Faction represented in the Knesset
- 1969–1972: National List
- 1972–1973: Independent
- 1973–1974: Alignment

Personal details
- Born: 27 September 1923 Jerusalem, Mandatory Palestine
- Died: 31 August 2008 (aged 84)

= Meir Avizohar =

Israeli politician (1923–2008)

Meir Avizohar (מאיר אביזוהר; 27 September 1923 – 31 August 2008) was an Israeli politician who served as a member of the Knesset between 1969 and 1974.

==Biography==
Born in Jerusalem during the Mandate era, he attended high school at Hebrew University Secondary School. Later he studied at the Hebrew University of Jerusalem and London School of Economics, earning a PhD. He was a member of the HaMahanot HaOlim youth movement and kibbutz Hamadia, and joined Mapai in 1944.

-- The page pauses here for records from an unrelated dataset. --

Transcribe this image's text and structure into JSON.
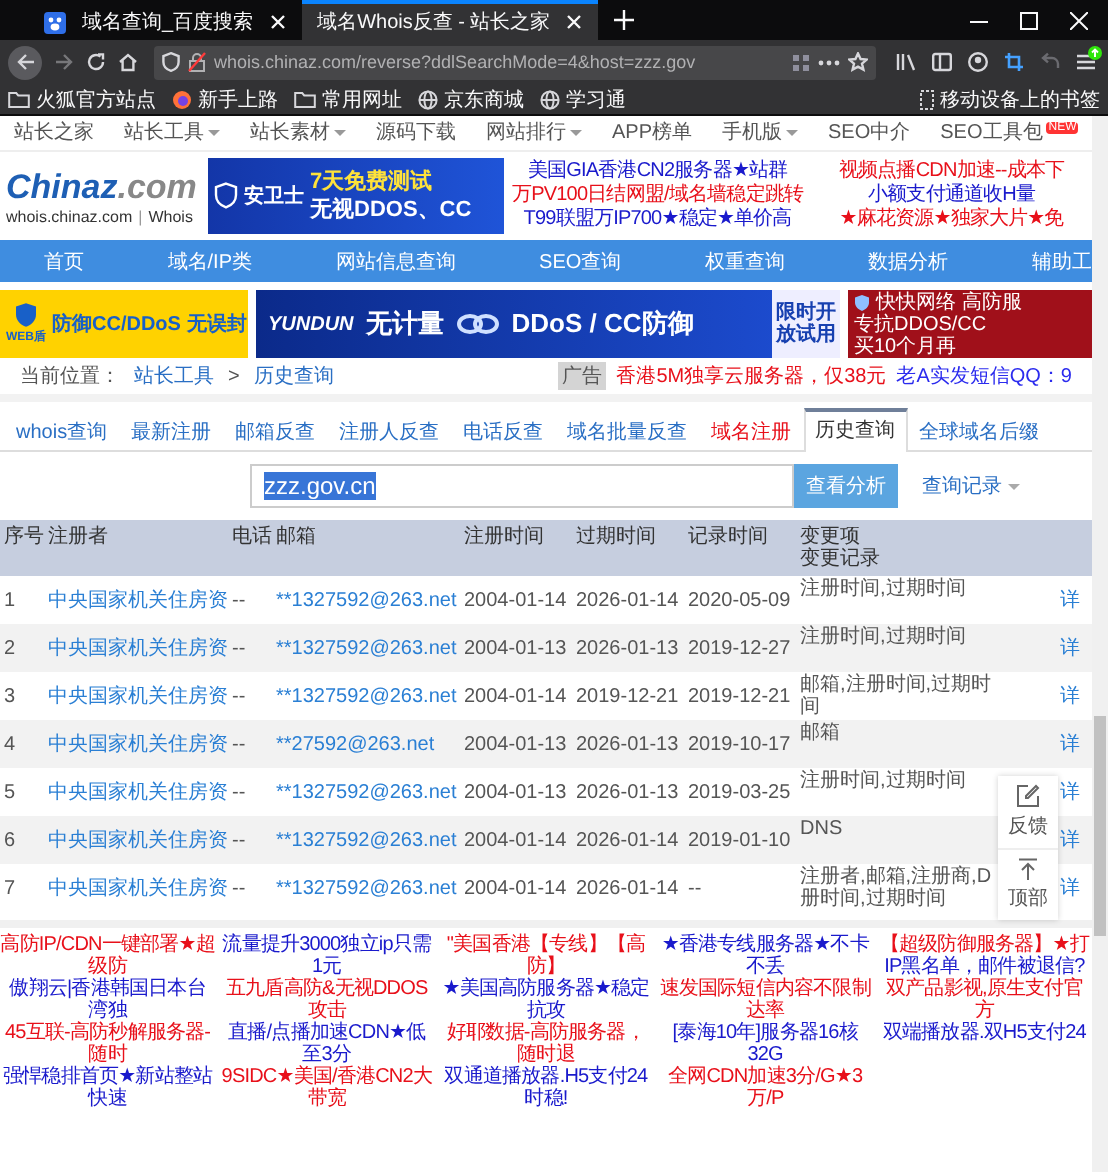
{
  "browser": {
    "tabs": [
      {
        "title": "域名查询_百度搜索",
        "favicon": true,
        "selected": false
      },
      {
        "title": "域名Whois反查 - 站长之家",
        "favicon": false,
        "selected": true
      }
    ],
    "url": "whois.chinaz.com/reverse?ddlSearchMode=4&host=zzz.gov",
    "bookmarks": [
      {
        "label": "火狐官方站点",
        "kind": "folder"
      },
      {
        "label": "新手上路",
        "kind": "browser"
      },
      {
        "label": "常用网址",
        "kind": "folder"
      },
      {
        "label": "京东商城",
        "kind": "globe"
      },
      {
        "label": "学习通",
        "kind": "globe"
      }
    ],
    "mobile_bookmarks": "移动设备上的书签"
  },
  "site_nav": [
    {
      "label": "站长之家",
      "dropdown": false
    },
    {
      "label": "站长工具",
      "dropdown": true
    },
    {
      "label": "站长素材",
      "dropdown": true
    },
    {
      "label": "源码下载",
      "dropdown": false
    },
    {
      "label": "网站排行",
      "dropdown": true
    },
    {
      "label": "APP榜单",
      "dropdown": false
    },
    {
      "label": "手机版",
      "dropdown": true
    },
    {
      "label": "SEO中介",
      "dropdown": false
    },
    {
      "label": "SEO工具包",
      "dropdown": false,
      "badge": "NEW"
    }
  ],
  "logo": {
    "brand": "Chinaz",
    "suffix": ".com",
    "site": "whois.chinaz.com",
    "divider": "|",
    "section": "Whois"
  },
  "top_banner": {
    "brand": "安卫士",
    "headline": "7天免费测试",
    "tagline": "无视DDOS、CC"
  },
  "top_ads": [
    [
      {
        "text": "美国GIA香港CN2服务器★站群",
        "color": "#1a1acc"
      },
      {
        "text": "万PV100日结网盟/域名墙稳定跳转",
        "color": "#e8101a"
      },
      {
        "text": "T99联盟万IP700★稳定★单价高",
        "color": "#1a1acc"
      }
    ],
    [
      {
        "text": "视频点播CDN加速--成本下",
        "color": "#e8101a"
      },
      {
        "text": "小额支付通道收H量",
        "color": "#1a1acc"
      },
      {
        "text": "★麻花资源★独家大片★免",
        "color": "#e8101a"
      }
    ]
  ],
  "main_nav": [
    "首页",
    "域名/IP类",
    "网站信息查询",
    "SEO查询",
    "权重查询",
    "数据分析",
    "辅助工"
  ],
  "banners": [
    {
      "kind": "shield",
      "logo": "WEB盾",
      "text": "防御CC/DDoS",
      "note": "无误封"
    },
    {
      "kind": "yundun",
      "logo": "YUNDUN",
      "text": "无计量",
      "headline": "DDoS / CC防御",
      "note": "限时开放试用"
    },
    {
      "kind": "kuaikuai",
      "logo": "快快网络",
      "text": "高防服",
      "note": "专抗DDOS/CC",
      "extra": "买10个月再"
    }
  ],
  "breadcrumb": {
    "label": "当前位置：",
    "items": [
      "站长工具",
      "历史查询"
    ],
    "separator": ">"
  },
  "notice": {
    "badge": "广告",
    "ads": [
      {
        "text": "香港5M独享云服务器，仅38元",
        "color": "#e8101a"
      },
      {
        "text": "老A实发短信QQ：9",
        "color": "#2b2bee"
      }
    ]
  },
  "tabs": [
    {
      "label": "whois查询",
      "selected": false,
      "highlighted": false
    },
    {
      "label": "最新注册",
      "selected": false,
      "highlighted": false
    },
    {
      "label": "邮箱反查",
      "selected": false,
      "highlighted": false
    },
    {
      "label": "注册人反查",
      "selected": false,
      "highlighted": false
    },
    {
      "label": "电话反查",
      "selected": false,
      "highlighted": false
    },
    {
      "label": "域名批量反查",
      "selected": false,
      "highlighted": false
    },
    {
      "label": "域名注册",
      "selected": false,
      "highlighted": true
    },
    {
      "label": "历史查询",
      "selected": true,
      "highlighted": false
    },
    {
      "label": "全球域名后缀",
      "selected": false,
      "highlighted": false
    }
  ],
  "search": {
    "value": "zzz.gov.cn",
    "text_selected": true,
    "button": "查看分析",
    "history": "查询记录"
  },
  "table": {
    "columns": [
      "序号",
      "注册者",
      "电话",
      "邮箱",
      "注册时间",
      "过期时间",
      "记录时间",
      "变更项"
    ],
    "subheading": "变更记录",
    "rows": [
      {
        "cells": [
          "1",
          "中央国家机关住房资",
          "--",
          "**1327592@263.net",
          "2004-01-14",
          "2026-01-14",
          "2020-05-09"
        ],
        "changes": [
          "注册时间,过期时间"
        ],
        "detail": "详"
      },
      {
        "cells": [
          "2",
          "中央国家机关住房资",
          "--",
          "**1327592@263.net",
          "2004-01-13",
          "2026-01-13",
          "2019-12-27"
        ],
        "changes": [
          "注册时间,过期时间"
        ],
        "detail": "详"
      },
      {
        "cells": [
          "3",
          "中央国家机关住房资",
          "--",
          "**1327592@263.net",
          "2004-01-14",
          "2019-12-21",
          "2019-12-21"
        ],
        "changes": [
          "邮箱,注册时间,过期时间"
        ],
        "detail": "详"
      },
      {
        "cells": [
          "4",
          "中央国家机关住房资",
          "--",
          "**27592@263.net",
          "2004-01-13",
          "2026-01-13",
          "2019-10-17"
        ],
        "changes": [
          "邮箱"
        ],
        "detail": "详"
      },
      {
        "cells": [
          "5",
          "中央国家机关住房资",
          "--",
          "**1327592@263.net",
          "2004-01-13",
          "2026-01-13",
          "2019-03-25"
        ],
        "changes": [
          "注册时间,过期时间"
        ],
        "detail": "详"
      },
      {
        "cells": [
          "6",
          "中央国家机关住房资",
          "--",
          "**1327592@263.net",
          "2004-01-14",
          "2026-01-14",
          "2019-01-10"
        ],
        "changes": [
          "DNS"
        ],
        "detail": "详"
      },
      {
        "cells": [
          "7",
          "中央国家机关住房资",
          "--",
          "**1327592@263.net",
          "2004-01-14",
          "2026-01-14",
          "--"
        ],
        "changes": [
          "注册者,邮箱,注册商,D",
          "册时间,过期时间"
        ],
        "detail": "详"
      }
    ]
  },
  "float_tools": [
    {
      "kind": "feedback",
      "label": "反馈"
    },
    {
      "kind": "top",
      "label": "顶部"
    }
  ],
  "bottom_ads": [
    [
      {
        "text": "高防IP/CDN一键部署★超级防",
        "color": "#e8101a"
      },
      {
        "text": "傲翔云|香港韩国日本台湾独",
        "color": "#1a1acc"
      },
      {
        "text": "45互联-高防秒解服务器-随时",
        "color": "#e8101a"
      },
      {
        "text": "强悍稳排首页★新站整站快速",
        "color": "#1a1acc"
      }
    ],
    [
      {
        "text": "流量提升3000独立ip只需1元",
        "color": "#1a1acc"
      },
      {
        "text": "五九盾高防&无视DDOS攻击",
        "color": "#e8101a"
      },
      {
        "text": "直播/点播加速CDN★低至3分",
        "color": "#1a1acc"
      },
      {
        "text": "9SIDC★美国/香港CN2大带宽",
        "color": "#e8101a"
      }
    ],
    [
      {
        "text": "\"美国香港【专线】【高防】",
        "color": "#e8101a"
      },
      {
        "text": "★美国高防服务器★稳定抗攻",
        "color": "#1a1acc"
      },
      {
        "text": "好耶数据-高防服务器，随时退",
        "color": "#e8101a"
      },
      {
        "text": "双通道播放器.H5支付24时稳!",
        "color": "#1a1acc"
      }
    ],
    [
      {
        "text": "★香港专线服务器★不卡不丢",
        "color": "#1a1acc"
      },
      {
        "text": "速发国际短信内容不限制达率",
        "color": "#e8101a"
      },
      {
        "text": "[泰海10年]服务器16核32G",
        "color": "#1a1acc"
      },
      {
        "text": "全网CDN加速3分/G★3万/P",
        "color": "#e8101a"
      }
    ],
    [
      {
        "text": "【超级防御服务器】★打",
        "color": "#e8101a"
      },
      {
        "text": "IP黑名单，邮件被退信?",
        "color": "#1a1acc"
      },
      {
        "text": "双产品影视,原生支付官方",
        "color": "#e8101a"
      },
      {
        "text": "双端播放器.双H5支付24",
        "color": "#1a1acc"
      }
    ]
  ]
}
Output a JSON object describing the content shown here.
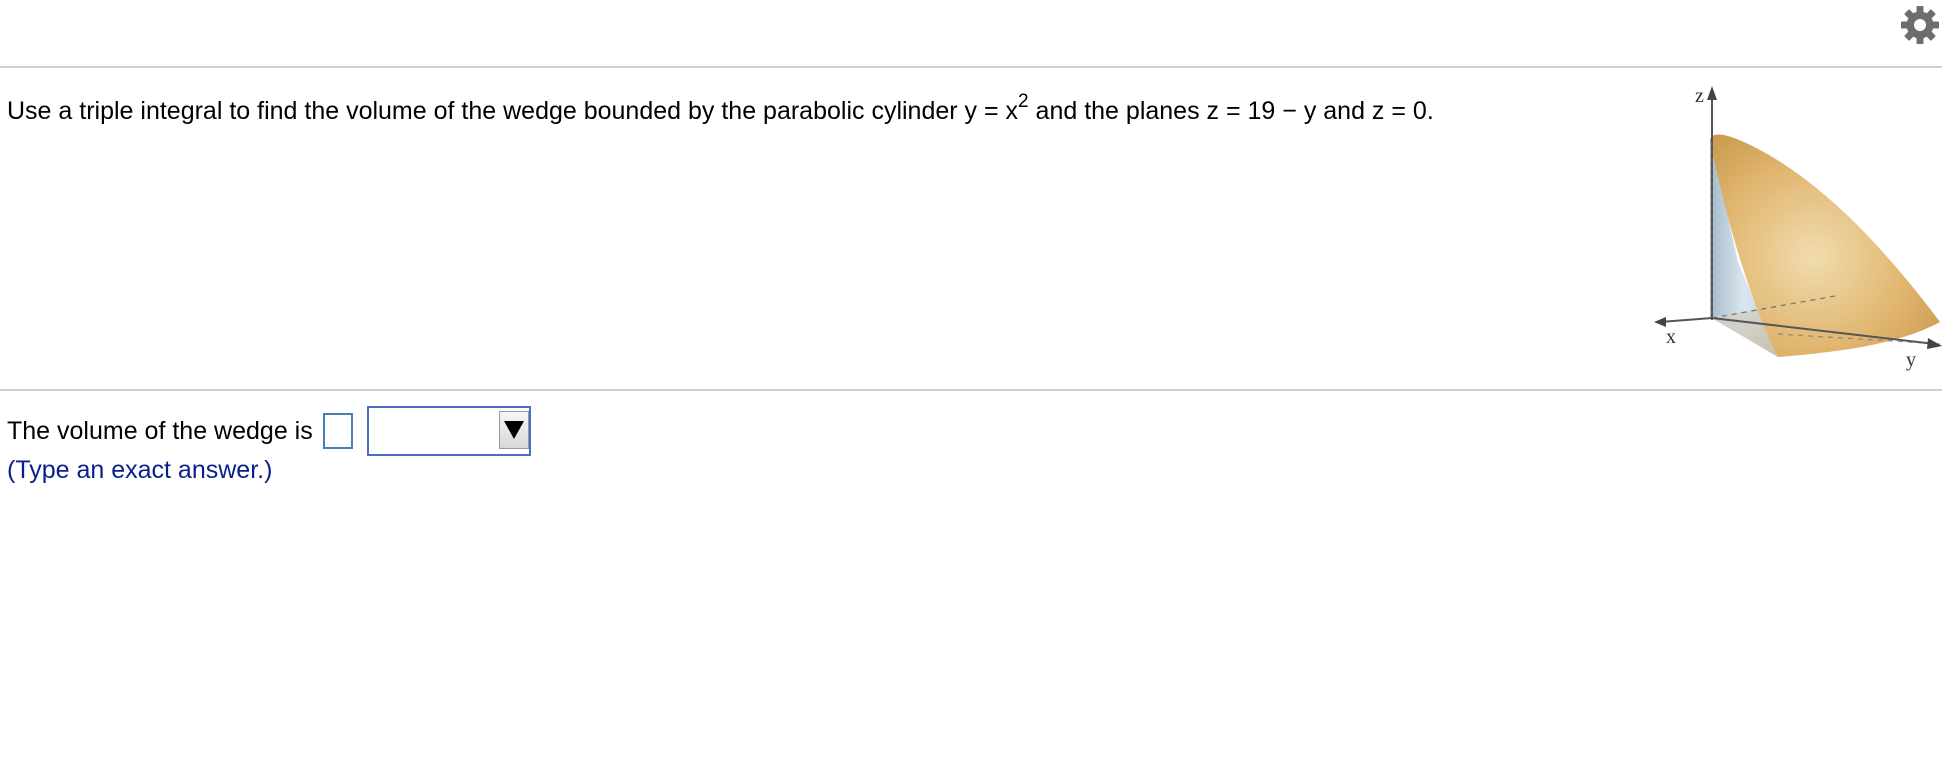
{
  "header": {
    "settings_icon": "gear-icon"
  },
  "question": {
    "part1": "Use a triple integral to find the volume of the wedge bounded by the parabolic cylinder y = x",
    "exponent": "2",
    "part2": " and the planes z = 19 − y and z = 0."
  },
  "figure": {
    "axis_z": "z",
    "axis_x": "x",
    "axis_y": "y",
    "surface_color": "#d9aa5a",
    "side_color": "#b9cbd9"
  },
  "answer": {
    "prefix": "The volume of the wedge is",
    "value": "",
    "unit_value": "",
    "hint": "(Type an exact answer.)"
  },
  "colors": {
    "input_border": "#4a7fb5",
    "hint_text": "#0b1f8c"
  }
}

In 1950 he was amongst the founders of Eilat. Between 1952 and 1953 he was director of the Negev and Arava department of the Ministry of Development. In 1961 he became a member of the editorial board at Davar, on which he remained until 1965. In the same year he left Mapai and joined David Ben-Gurion's new Rafi party. When Ben-Gurion left Rafi to establish the National List, Avizohar followed, and was elected to the Knesset on the new party's list in the 1969 elections. On 24 April 1972 he left the National List, sitting as an Independent until joining the Alignment on 17 July 1973. He lost his seat in the 1973 elections.

In 1970 he started lecturing at Tel Aviv University. He became a senior lecturer at Bar-Ilan University in 1979, and later headed the Ben-Gurion Heritage Institute in Midreshet Ben-Gurion, where he was involved with publishing Ben-Gurion's memoirs and diaries. He died in 2008 at age 84.